Is logging configurable without needing to redeploy?
Sometimes we need to elevate logging temporarily within a service - we should be able to do so without redeploying. Sometimes we need to elevate logging for a specific request - we should consider supporting additional fields (or signed payloads) that enable trace logging for that request. Consider signals such as
SIGUSR2 to trigger thread dumps for non-VM execution environments.
Are we exposing suitable health information for monitoring?
At the minimum, services should expose an HTTP endpoint returning
200 or non-
200 in the case of failures. If the endpoint also uses the same internal messaging as normal application messaging to derive the health status, then a slow response can also be an indicator of health problems. If the service may additionally report on its perspective which can be useful for diagnosis purposes. For example, if a service achieves redundancy through a master-slave setup, having each component report on whether it is master or slave, as well as what it believes are its master/slave peers, can help diagnose deadlock situations (e.g. a phantom master).
Is every error that we report actionable?

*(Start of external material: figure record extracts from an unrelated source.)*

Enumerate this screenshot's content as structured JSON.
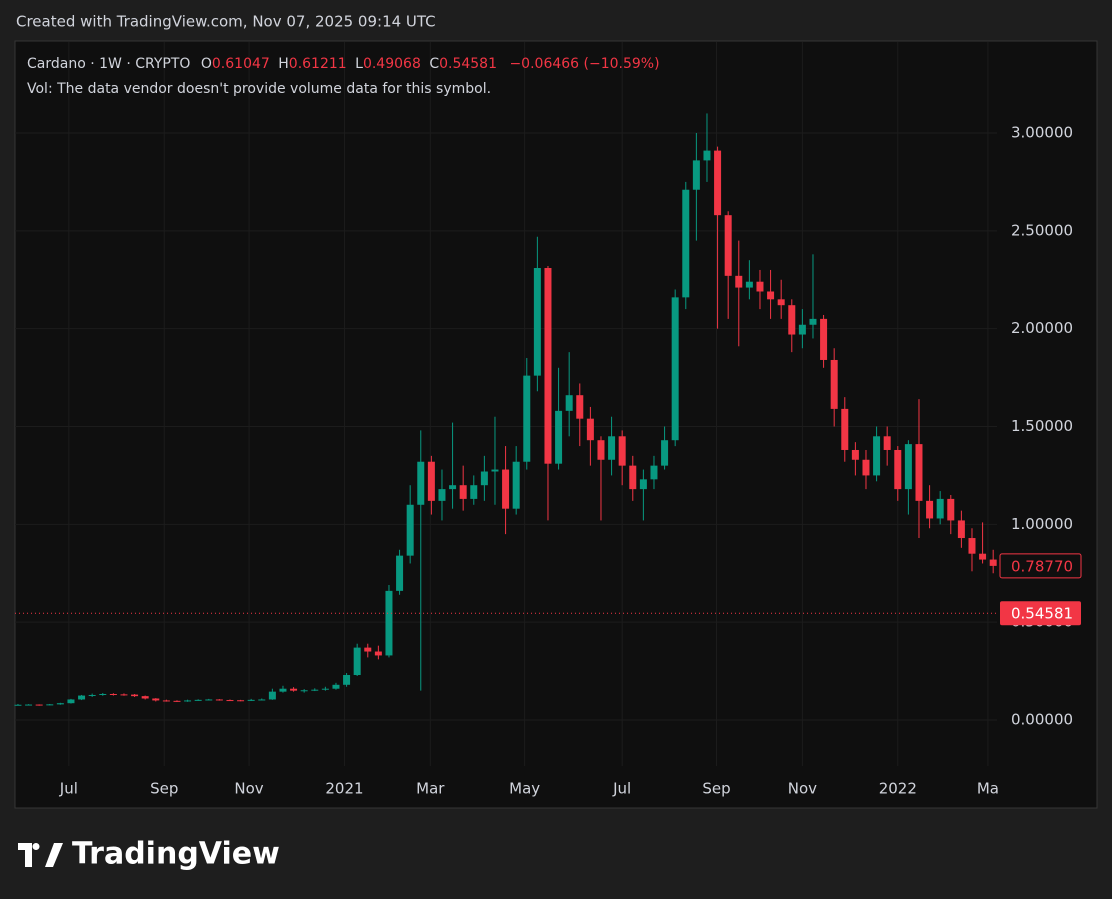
{
  "page_header": "Created with TradingView.com, Nov 07, 2025 09:14 UTC",
  "brand": "TradingView",
  "chart_data": {
    "type": "candlestick",
    "title": "Cardano · 1W · CRYPTO",
    "ohlc_labels": [
      "O",
      "H",
      "L",
      "C"
    ],
    "ohlc_values": [
      0.61047,
      0.61211,
      0.49068,
      0.54581
    ],
    "change": "−0.06466 (−10.59%)",
    "subtitle": "Vol: The data vendor doesn't provide volume data for this symbol.",
    "up_color": "#089981",
    "down_color": "#f23645",
    "grid": true,
    "xlim": [
      -0.28,
      92.36
    ],
    "xticks": [
      {
        "value": 4.8,
        "label": "Jul"
      },
      {
        "value": 13.8,
        "label": "Sep"
      },
      {
        "value": 21.8,
        "label": "Nov"
      },
      {
        "value": 30.8,
        "label": "2021"
      },
      {
        "value": 38.9,
        "label": "Mar"
      },
      {
        "value": 47.8,
        "label": "May"
      },
      {
        "value": 57,
        "label": "Jul"
      },
      {
        "value": 65.9,
        "label": "Sep"
      },
      {
        "value": 74,
        "label": "Nov"
      },
      {
        "value": 83,
        "label": "2022"
      },
      {
        "value": 91.5,
        "label": "Ma"
      }
    ],
    "ylim": [
      -0.235,
      3.465
    ],
    "yticks": [
      {
        "value": 0,
        "label": "0.00000"
      },
      {
        "value": 0.5,
        "label": "0.50000"
      },
      {
        "value": 1,
        "label": "1.00000"
      },
      {
        "value": 1.5,
        "label": "1.50000"
      },
      {
        "value": 2,
        "label": "2.00000"
      },
      {
        "value": 2.5,
        "label": "2.50000"
      },
      {
        "value": 3,
        "label": "3.00000"
      }
    ],
    "last_bar_close": {
      "value": 0.7877,
      "label": "0.78770"
    },
    "current_price": {
      "value": 0.54581,
      "label": "0.54581"
    },
    "open": [
      0.076,
      0.078,
      0.079,
      0.076,
      0.08,
      0.086,
      0.105,
      0.125,
      0.128,
      0.133,
      0.131,
      0.13,
      0.122,
      0.11,
      0.1,
      0.098,
      0.095,
      0.1,
      0.103,
      0.105,
      0.102,
      0.101,
      0.099,
      0.103,
      0.105,
      0.145,
      0.16,
      0.15,
      0.152,
      0.155,
      0.16,
      0.18,
      0.23,
      0.37,
      0.35,
      0.33,
      0.66,
      0.84,
      1.1,
      1.32,
      1.12,
      1.18,
      1.2,
      1.13,
      1.2,
      1.27,
      1.28,
      1.08,
      1.32,
      1.76,
      2.31,
      1.31,
      1.58,
      1.66,
      1.54,
      1.43,
      1.33,
      1.45,
      1.3,
      1.18,
      1.23,
      1.3,
      1.43,
      2.16,
      2.71,
      2.86,
      2.91,
      2.58,
      2.27,
      2.21,
      2.24,
      2.19,
      2.15,
      2.12,
      1.97,
      2.02,
      2.05,
      1.84,
      1.59,
      1.38,
      1.33,
      1.25,
      1.45,
      1.38,
      1.18,
      1.41,
      1.12,
      1.03,
      1.13,
      1.02,
      0.93,
      0.85,
      0.82
    ],
    "high": [
      0.082,
      0.081,
      0.08,
      0.082,
      0.088,
      0.108,
      0.128,
      0.135,
      0.138,
      0.137,
      0.136,
      0.133,
      0.125,
      0.112,
      0.104,
      0.101,
      0.104,
      0.106,
      0.108,
      0.107,
      0.105,
      0.103,
      0.108,
      0.11,
      0.16,
      0.175,
      0.168,
      0.158,
      0.162,
      0.17,
      0.19,
      0.24,
      0.39,
      0.39,
      0.38,
      0.69,
      0.87,
      1.2,
      1.48,
      1.35,
      1.28,
      1.52,
      1.3,
      1.25,
      1.35,
      1.55,
      1.4,
      1.4,
      1.85,
      2.47,
      2.32,
      1.8,
      1.88,
      1.72,
      1.6,
      1.45,
      1.55,
      1.48,
      1.35,
      1.28,
      1.35,
      1.5,
      2.2,
      2.75,
      3.0,
      3.1,
      2.93,
      2.6,
      2.45,
      2.35,
      2.3,
      2.3,
      2.25,
      2.15,
      2.1,
      2.38,
      2.07,
      1.9,
      1.65,
      1.42,
      1.38,
      1.5,
      1.5,
      1.4,
      1.43,
      1.64,
      1.2,
      1.17,
      1.15,
      1.07,
      0.98,
      1.01,
      0.87
    ],
    "low": [
      0.074,
      0.075,
      0.073,
      0.075,
      0.078,
      0.084,
      0.102,
      0.118,
      0.124,
      0.125,
      0.124,
      0.118,
      0.105,
      0.095,
      0.094,
      0.092,
      0.093,
      0.098,
      0.1,
      0.099,
      0.098,
      0.096,
      0.097,
      0.101,
      0.103,
      0.14,
      0.145,
      0.14,
      0.148,
      0.15,
      0.155,
      0.17,
      0.225,
      0.32,
      0.31,
      0.32,
      0.64,
      0.8,
      0.15,
      1.05,
      1.02,
      1.08,
      1.07,
      1.1,
      1.12,
      1.1,
      0.95,
      1.05,
      1.28,
      1.68,
      1.02,
      1.28,
      1.45,
      1.4,
      1.3,
      1.02,
      1.25,
      1.2,
      1.12,
      1.02,
      1.18,
      1.28,
      1.4,
      2.1,
      2.45,
      2.75,
      2.0,
      2.05,
      1.91,
      2.15,
      2.1,
      2.05,
      2.05,
      1.88,
      1.9,
      1.95,
      1.8,
      1.5,
      1.32,
      1.25,
      1.18,
      1.22,
      1.3,
      1.12,
      1.05,
      0.93,
      0.98,
      1.0,
      0.95,
      0.88,
      0.76,
      0.8,
      0.75
    ],
    "close": [
      0.078,
      0.079,
      0.076,
      0.08,
      0.086,
      0.105,
      0.125,
      0.128,
      0.133,
      0.131,
      0.13,
      0.122,
      0.11,
      0.1,
      0.098,
      0.095,
      0.1,
      0.103,
      0.105,
      0.102,
      0.101,
      0.099,
      0.103,
      0.105,
      0.145,
      0.16,
      0.15,
      0.152,
      0.155,
      0.16,
      0.18,
      0.23,
      0.37,
      0.35,
      0.33,
      0.66,
      0.84,
      1.1,
      1.32,
      1.12,
      1.18,
      1.2,
      1.13,
      1.2,
      1.27,
      1.28,
      1.08,
      1.32,
      1.76,
      2.31,
      1.31,
      1.58,
      1.66,
      1.54,
      1.43,
      1.33,
      1.45,
      1.3,
      1.18,
      1.23,
      1.3,
      1.43,
      2.16,
      2.71,
      2.86,
      2.91,
      2.58,
      2.27,
      2.21,
      2.24,
      2.19,
      2.15,
      2.12,
      1.97,
      2.02,
      2.05,
      1.84,
      1.59,
      1.38,
      1.33,
      1.25,
      1.45,
      1.38,
      1.18,
      1.41,
      1.12,
      1.03,
      1.13,
      1.02,
      0.93,
      0.85,
      0.82,
      0.7877
    ]
  }
}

Error reports should be has helpful as possible without exposing implementation details or inappropriate abstractions. Take time to consider the probable causes of errors and make helpful suggestions for remediation. Communicate low-level details via error codes documented internally.
Can we snapshot system state for debugging outside of production?
Have we provisioned the production environment with the necessary tooling to support dumping and snapshoting. For example, utility applications such as
jmap allow production state to be snapshotted and exported from the system for offline analysis.
Are we recording all of the licenses that our software is using and assuring our compliance with their restrictions?
Be diliget with applying license headers to all authored code (especially publically hosted/open source files). Include a
LICENSE file in distributed source along with a
THIRD-PARTY file containing all licenses of third-party dependencies.